Lors de la conférence annuelle des INDH qui s’est tenue récemment à Genève, le Haut-Commissaire des Nations Unies aux droits de l’homme, Zeid Ra’ad Al Hussein, a souligné l’impact que peuvent avoir les institutions dans l’apaisement des conflits.

«Cette mission de prévention, qui consiste à faire reculer la haine et à faire progresser la dignité humaine, l’égalité et le respect, couvre tous les aspects de notre travail, pour tous les droits,» a-t-il déclaré. «Vous êtes des acteurs clés de la prévention des conflits, et c’est à la position unique acquise à travers vos mandats que vous devez votre expertise et votre engagement sur les problèmes ainsi que votre lien étroit avec les populations affectées et les groupes vulnérables.»

Les INDH parlent le langage des droits de l’homme, et à double titre, a déclaré Beate Rudolf, présidente de l’Alliance mondiale des institutions nationales des droits de l’homme (GANHRI), l’organe de coordination des INDH.

«Les droits de l’homme sont un voyage constant. Nous parlons le langage de la politique afin de permettre aux gens de comprendre les lois qui sont mises en application. Et nous parlons aussi littéralement la langue du pays.»

En Sierra Leone, la Commission des droits de l’homme a joué un rôle déterminant dans la promotion des droits de l’homme et la participation au maintien de la paix dans le pays, a déclaré Brima Abdulai Sheriff, l’un des commissaires du pays. C’est ainsi que lorsqu’un conflit entre la police et les habitants d’un village de mineurs a pris une tournure meurtrière, des membres de la commission ont procédé à une enquête. Ils ont pu négocier et garantir, entre autres choses, que la police endosse la responsabilité de la mort d’un civil pendant les manifestations.
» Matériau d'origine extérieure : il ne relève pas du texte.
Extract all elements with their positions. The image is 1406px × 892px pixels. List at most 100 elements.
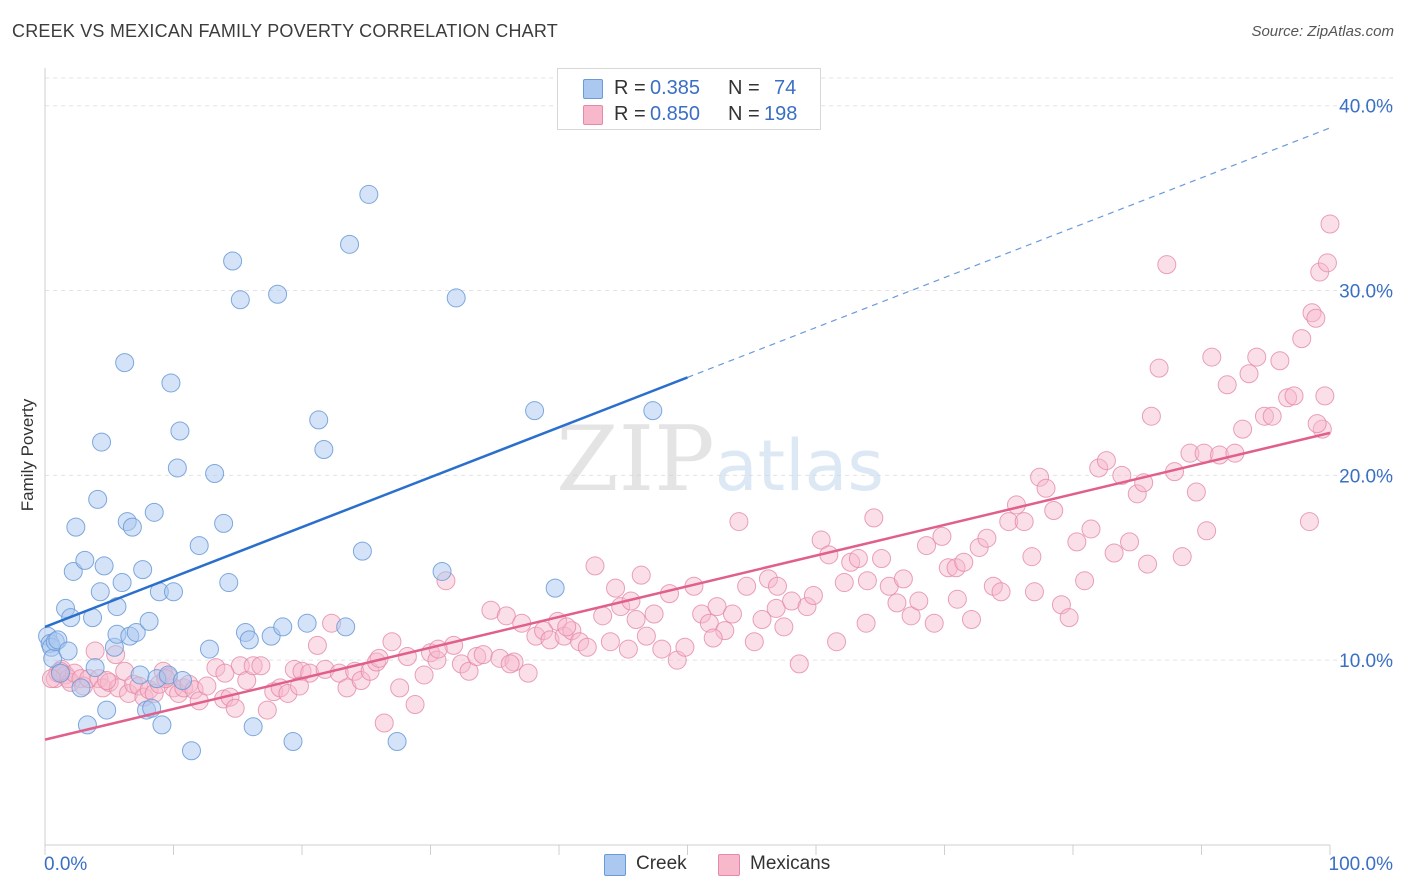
y-axis-label: Family Poverty: [18, 398, 37, 512]
creek-point-51: [219, 573, 239, 593]
chart-title: CREEK VS MEXICAN FAMILY POVERTY CORRELAT…: [12, 21, 558, 41]
mexicans-point-88: [606, 578, 626, 598]
creek-point-17: [88, 489, 108, 509]
mexicans-point-177: [1270, 351, 1290, 371]
creek-point-59: [273, 617, 293, 637]
mexicans-point-158: [1127, 484, 1147, 504]
mexicans-point-58: [382, 632, 402, 652]
mexicans-point-175: [1254, 406, 1274, 426]
mexicans-point-46: [292, 661, 312, 681]
mexicans-point-116: [811, 530, 831, 550]
legend-row-creek: R = 0.385 N = 74: [558, 75, 820, 101]
mexicans-point-128: [901, 606, 921, 626]
mexicans-point-119: [834, 573, 854, 593]
x-tick-label-max: 100.0%: [1329, 854, 1394, 875]
gridlines: [45, 77, 1395, 661]
creek-point-31: [130, 665, 150, 685]
creek-r-value: 0.385: [650, 77, 701, 99]
creek-point-39: [152, 715, 172, 735]
mexicans-point-195: [767, 576, 787, 596]
mexicans-point-15: [108, 678, 128, 698]
mexicans-point-111: [774, 617, 794, 637]
creek-point-21: [97, 700, 117, 720]
mexicans-point-127: [893, 569, 913, 589]
mexicans-point-122: [856, 613, 876, 633]
mexicans-point-178: [1278, 388, 1298, 408]
mexicans-point-141: [999, 512, 1019, 532]
mexicans-swatch: [583, 105, 603, 125]
creek-point-25: [112, 573, 132, 593]
mexicans-point-203: [215, 663, 235, 683]
mexicans-point-76: [518, 663, 538, 683]
mexicans-point-60: [397, 646, 417, 666]
mexicans-point-44: [278, 683, 298, 703]
mexicans-point-70: [473, 645, 493, 665]
mexicans-point-41: [257, 700, 277, 720]
mexicans-point-84: [577, 637, 597, 657]
creek-point-32: [133, 560, 153, 580]
mexicans-point-108: [752, 610, 772, 630]
mexicans-legend-label: Mexicans: [750, 853, 831, 874]
mexicans-point-199: [500, 654, 520, 674]
mexicans-point-190: [1197, 521, 1217, 541]
mexicans-point-87: [600, 632, 620, 652]
mexicans-point-105: [729, 512, 749, 532]
mexicans-point-118: [827, 632, 847, 652]
creek-point-58: [268, 284, 288, 304]
mexicans-point-191: [1138, 554, 1158, 574]
mexicans-point-126: [887, 593, 907, 613]
y-tick-label-1: 20.0%: [1339, 466, 1393, 487]
mexicans-point-79: [540, 630, 560, 650]
mexicans-point-71: [481, 600, 501, 620]
mexicans-point-136: [961, 610, 981, 630]
creek-point-47: [189, 536, 209, 556]
mexicans-n-value: 198: [764, 103, 798, 125]
mexicans-point-165: [1180, 443, 1200, 463]
creek-point-41: [161, 373, 181, 393]
mexicans-point-143: [1014, 512, 1034, 532]
mexicans-point-189: [1307, 414, 1327, 434]
mexicans-point-114: [797, 597, 817, 617]
creek-point-18: [90, 582, 110, 602]
creek-point-56: [243, 717, 263, 737]
mexicans-point-92: [631, 565, 651, 585]
creek-point-34: [139, 611, 159, 631]
correlation-legend: R = 0.385 N = 74 R = 0.850 N = 198: [557, 68, 821, 130]
creek-point-67: [359, 184, 379, 204]
mexicans-point-101: [699, 613, 719, 633]
mexicans-point-132: [932, 526, 952, 546]
mexicans-point-104: [722, 604, 742, 624]
mexicans-point-57: [374, 713, 394, 733]
mexicans-point-157: [1120, 532, 1140, 552]
mexicans-point-131: [924, 613, 944, 633]
mexicans-point-61: [405, 695, 425, 715]
mexicans-point-91: [626, 610, 646, 630]
mexicans-legend-swatch: [718, 854, 740, 876]
mexicans-point-106: [737, 576, 757, 596]
creek-point-36: [144, 502, 164, 522]
mexicans-point-170: [1217, 375, 1237, 395]
mexicans-point-90: [618, 639, 638, 659]
mexicans-point-194: [857, 571, 877, 591]
creek-point-23: [107, 597, 127, 617]
mexicans-point-115: [803, 585, 823, 605]
mexicans-point-182: [1302, 303, 1322, 323]
mexicans-point-59: [390, 678, 410, 698]
mexicans-point-155: [1104, 543, 1124, 563]
mexicans-point-121: [848, 549, 868, 569]
mexicans-point-94: [644, 604, 664, 624]
legend-row-mexicans: R = 0.850 N = 198: [558, 101, 820, 127]
mexicans-point-188: [1320, 214, 1340, 234]
mexicans-point-112: [782, 591, 802, 611]
mexicans-point-48: [307, 635, 327, 655]
creek-point-70: [446, 288, 466, 308]
creek-point-73: [643, 401, 663, 421]
mexicans-point-129: [909, 591, 929, 611]
creek-point-62: [309, 410, 329, 430]
mexicans-point-107: [744, 632, 764, 652]
creek-r-label: R =: [614, 77, 646, 99]
mexicans-point-154: [1096, 451, 1116, 471]
mexicans-point-135: [954, 552, 974, 572]
creek-point-11: [66, 517, 86, 537]
creek-point-60: [283, 732, 303, 752]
«Notre fonction essentielle est de contribuer au progrès des droits de l’homme,» a déclaré M. Sheriff. «Nous maintenons l’équilibre entre notre travail en tant qu’institution indépendante et notre travail avec les gouvernements.»

Le Haut-Commissariat des NU aux droits de l’homme considère les INDH comme un élément clé du système de protection des droits de l’homme, a déclaré Vladlen Stefanov, chef des institutions nationales du HCDH, Section des institutions nationales et des mécanismes régionaux.

Toutes les INDH doivent se conformer aux principes de Paris convenus au niveau international, principes qui établissent leurs objectifs dans le domaine des droits de l’homme et leur donnent leur indépendance, un large mandat sur les droits de l’homme, un financement approprié, et un processus de sélection et de désignation transparent. Selon M. Stefanov, l’un des objectifs prioritaires du Haut-Commissariat est d’aider les INDH à respecter les normes établies par les Principes de Paris.

«Elles ont un rôle essentiel, avant tout parce qu’elles sont des agences gouvernementales et font donc autorité, étant ancrées dans les institutions ainsi que dans le pays même,» a-t-il déclaré. «Ce sont des institutions indépendantes qui sont là pour servir de garde-fous afin de promouvoir et de protéger les droits de l’homme.»

Le Haut-Commissariat des NU aux droits de l’homme fournit des services de secrétariat à la GANHRI, à son Bureau et au Sous-comité d’accréditation, qui est actuellement en session à Genève.